1. AN EXPLODING FINANCIAL LIABILITY THE STATE CANNOT AFFORD.

  • In 2000, our pension obligation was $160 million. Today, it has ballooned to $2.6 billion of the people’s money.
  • California is struggling towards economic recovery and making progress. We can no longer afford a pension system that is more expensive than those provided by the private sector and federal government.

2. OUT-DATED.

  • The vast majority of businesses and employers in the U.S. no longer offer the Defined Benefit Plan still being used for California’s state employees. Even the federal government has changed to a modern pension plan.

3. UNFAIR TO TAXPAYERS.

  • Californians are paying billions for state workers to have pension plans that are better and more expensive than their own.
  • If the current trend continues, they will face ever-growing liabilities in the billions that will erode our economic recovery and could cause a reduction in their state services.
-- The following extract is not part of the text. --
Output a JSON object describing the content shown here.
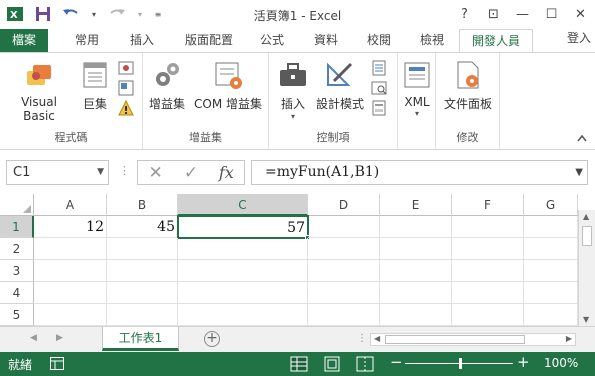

Governor Schwarzenegger has proposed offering new state employees a Defined Contribution plan instead of the current out-dated Defined Benefit plan still in use for state workers.

The Governor’s proposal will move state pensions into the 21st century and bring about a system that is fair to all, efficient and affordable.

Background: SB 400 – The Poison Pill

Cozy State Pension Deal Costs Taxpayers Billions

"...The legislation began a wave of public employee pension increases at a time when private sector employees were seeing their own retirement benefits shrink or disappear entirely. And the bill relied on a fundamentally flawed assumption – that state employees, not the taxpayers, were entitled to the fruits of the long-running boom in the stock market."

Sacramento Bee Columnist Dan Weintraub, August 10th, 2003

  • In 1999, the legislature approved SB 400 which guaranteed state employees predetermined benefits and rewarded them for gains in retirement fund investments.
  • At the time, CalPERS stated that additional costs would be funded by a large surplus earning interest in the state retirement fund and legislators voted for the bill based on that information.
  • Since the surplus vanished during the stock market deflation and costs began to soar, taxpayers have had to foot the bill.